Thespid put little stock in these tales. The First Priests had a lot of strange beliefs that did not seem compatible with the way the world worked in his mind. It was not commonly believed that great powerful men in the sky were responsible for dictating the fates of mere mortals on the ground (as the Priests believed) so why then should it be believed that the Lakarans were real as well? In his fifty-odd years of life he'd seen not a whit of evidence of these beasts, unless the First Priests had confused deer and wolves for mystical beings. Serus had spent a lot of time in the Lakara Wood and had traveled deeper than most. There was nothing unusual out there, and if his suspicions were correct, there was likely nothing unusual on the outside of it either.
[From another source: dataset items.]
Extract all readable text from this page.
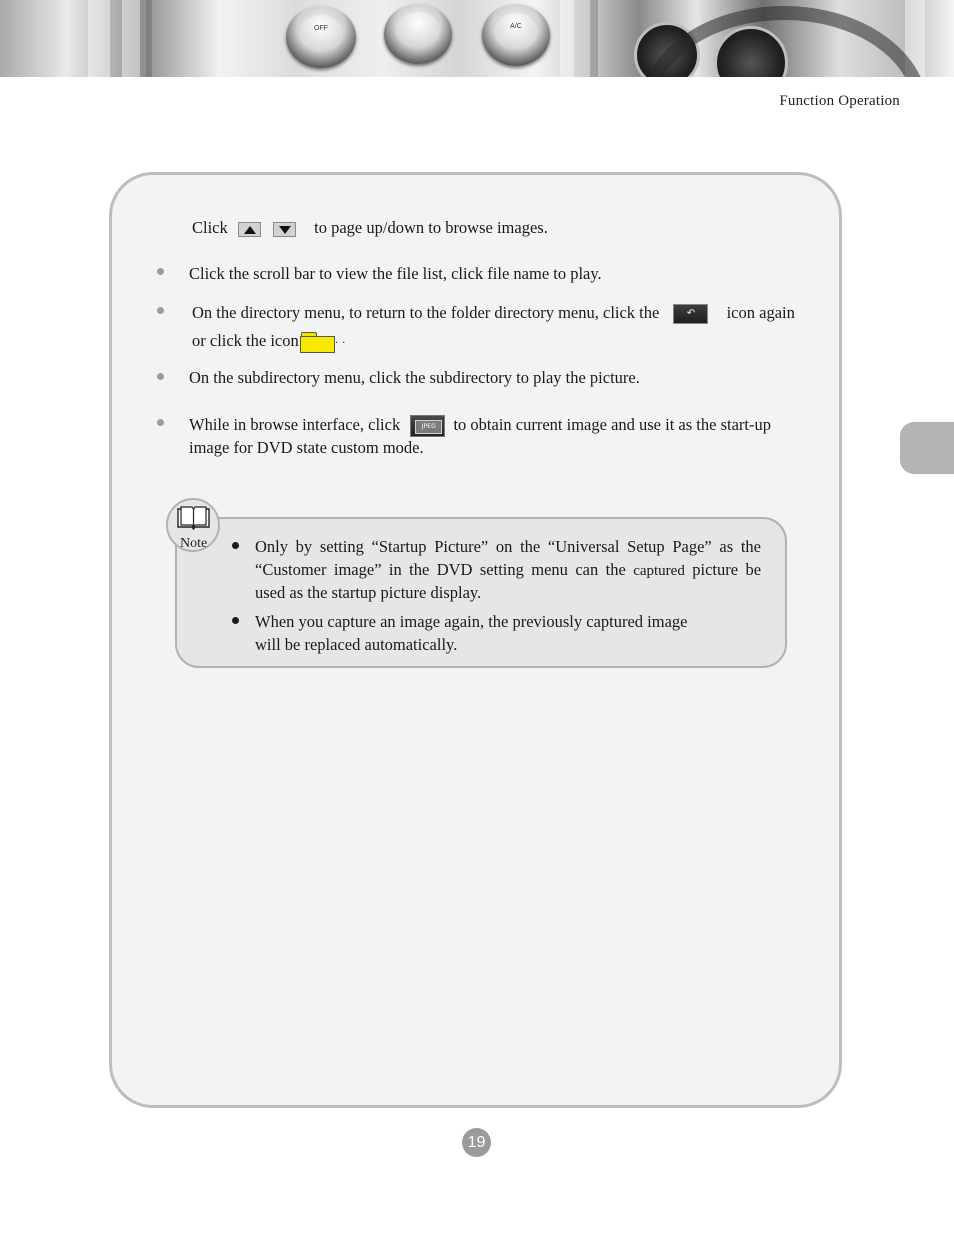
OFF	A/C
Function Operation
Click
	to page up/down to browse images.
Click the scroll bar to view the file list, click file name to play.
On the directory menu, to return to the folder directory menu, click the	↶ icon again
or click the icon	· ·
On the subdirectory menu, click the subdirectory to play the picture.
While in browse interface, click	JPEG	to obtain current image and use it as the start-up
image for DVD state custom mode.
Note	Only by setting “Startup Picture” on the “Universal Setup Page” as the
“Customer image” in the DVD setting menu can the captured picture be
used as the startup picture display.
When you capture an image again, the previously captured image
will be replaced automatically.
19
In his younger days he'd fancied the idea of traveling beyond Lakara and investigating the lands beyond, perhaps sighting the fabled Coramni Plains the First Priests had evidently traveled through to get to what became Tombolin. Duty to his craft and family superseded his desires and he never followed through on his ambition. He was becoming an old man now and imagined that he would never see what lay beyond those woods. Wistful for a moment, he paused with his hammer in mid air, but then he grunted and continued. It mattered not. There was no use pining over the decisions he'd made in the past. It was his responsibility as a man to provide for his family.